La cita, que se realiza a puerta cerrada en el Despacho Oval, rompe con la práctica habitual de Trump de permitir preguntas de periodistas en este tipo de visitas oficiales. Tampoco hubo recepción oficial en el pórtico del Ala Oeste ni guardia de honor militar, acciones comúnmente observadas en recibimientos de otros líderes extranjeros.
Se trata del primer encuentro cara a cara entre Trump y Petro desde que el mandatario estadounidense regresó al poder, en un contexto de desencuentros que incluyeron la retirada de la certificación de Colombia como país cooperante en la lucha contra las drogas, la revocación de visas diplomáticas y la inclusión de Petro y parte de su familia en la denominada ‘Lista Clinton’, con sanciones financieras asociadas.
El tema central de la reunión es el narcotráfico, específicamente las preocupaciones de Washington sobre el aumento de la producción de cocaína en Colombia, algo que Trump ha señalado como un foco de discusión.
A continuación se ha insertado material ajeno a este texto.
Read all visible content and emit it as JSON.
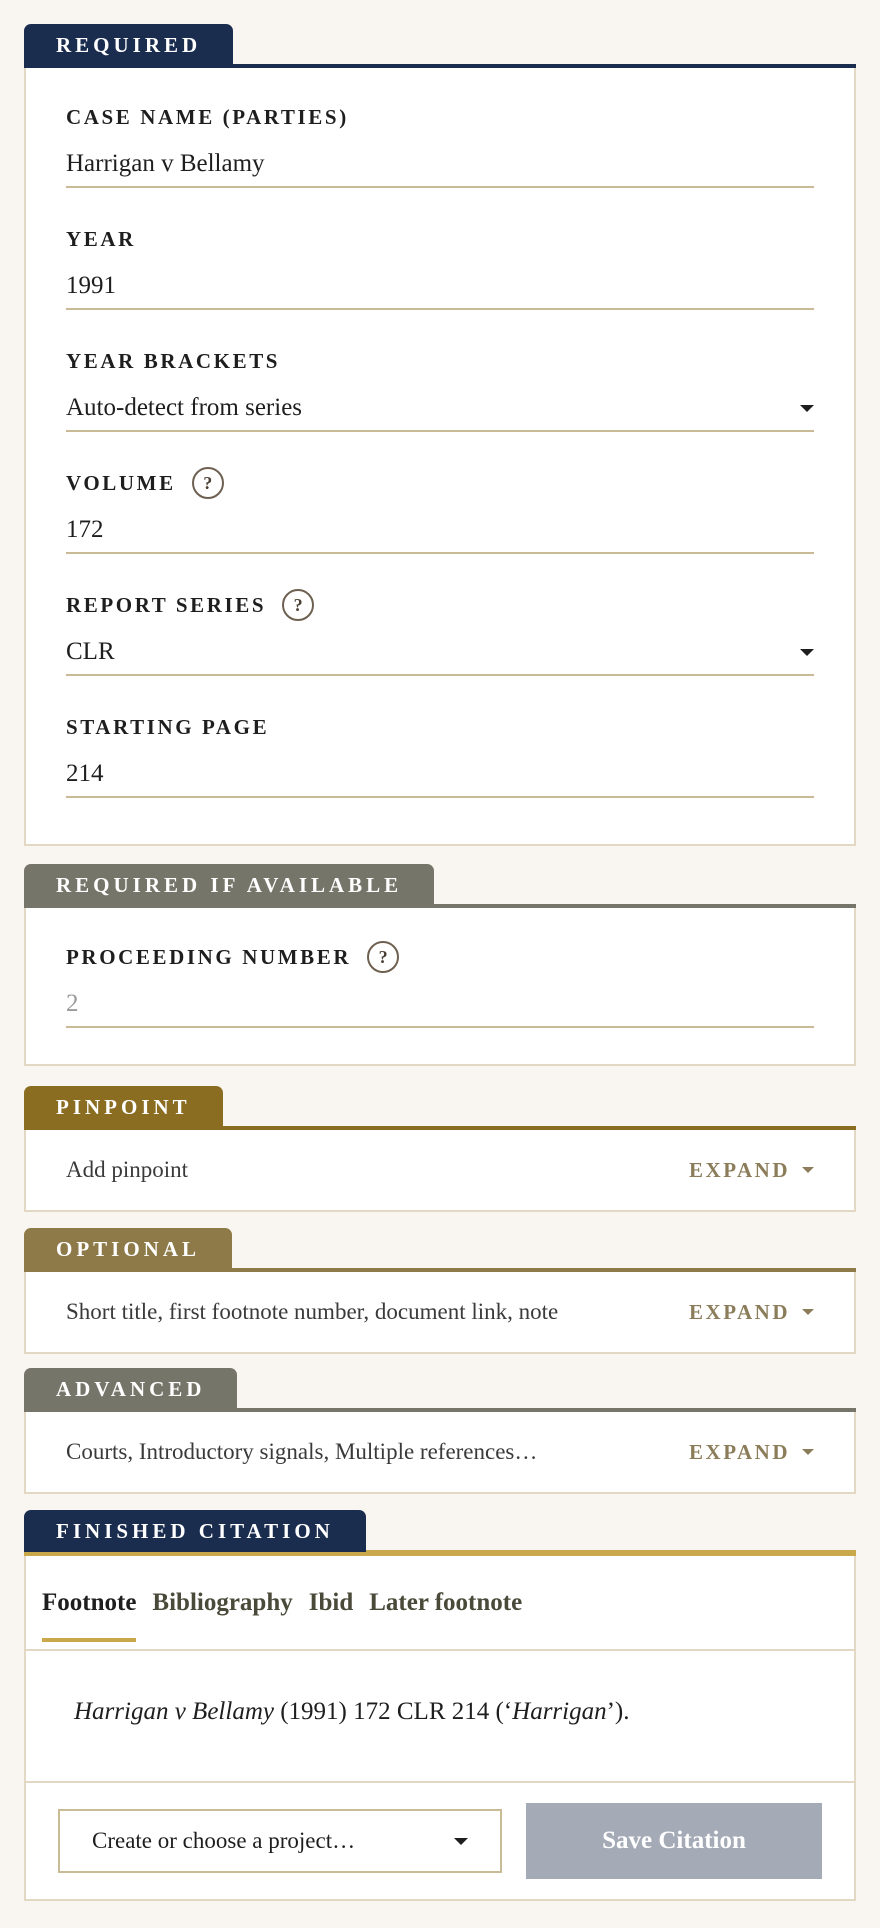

Petro, por su parte, defiende los resultados de su política de sustitución de cultivos y la lucha contra el crimen organizado.
La relación entre ambos líderes dio un giro después de una llamada telefónica el 7 de enero, en la que Trump declaró que Petro había “cambiado mucho su actitud”, allanando el camino para esta reunión.
Petro llegó a la Casa Blanca en medio de la recta final de su mandato, con la primera vuelta de las elecciones presidenciales colombianas programada para el 31 de mayo. Se espera que la agenda de trabajo y los posibles acuerdos en materia de cooperación antidrogas y seguridad regional sean determinantes para la cooperación futura entre Washington y Bogotá.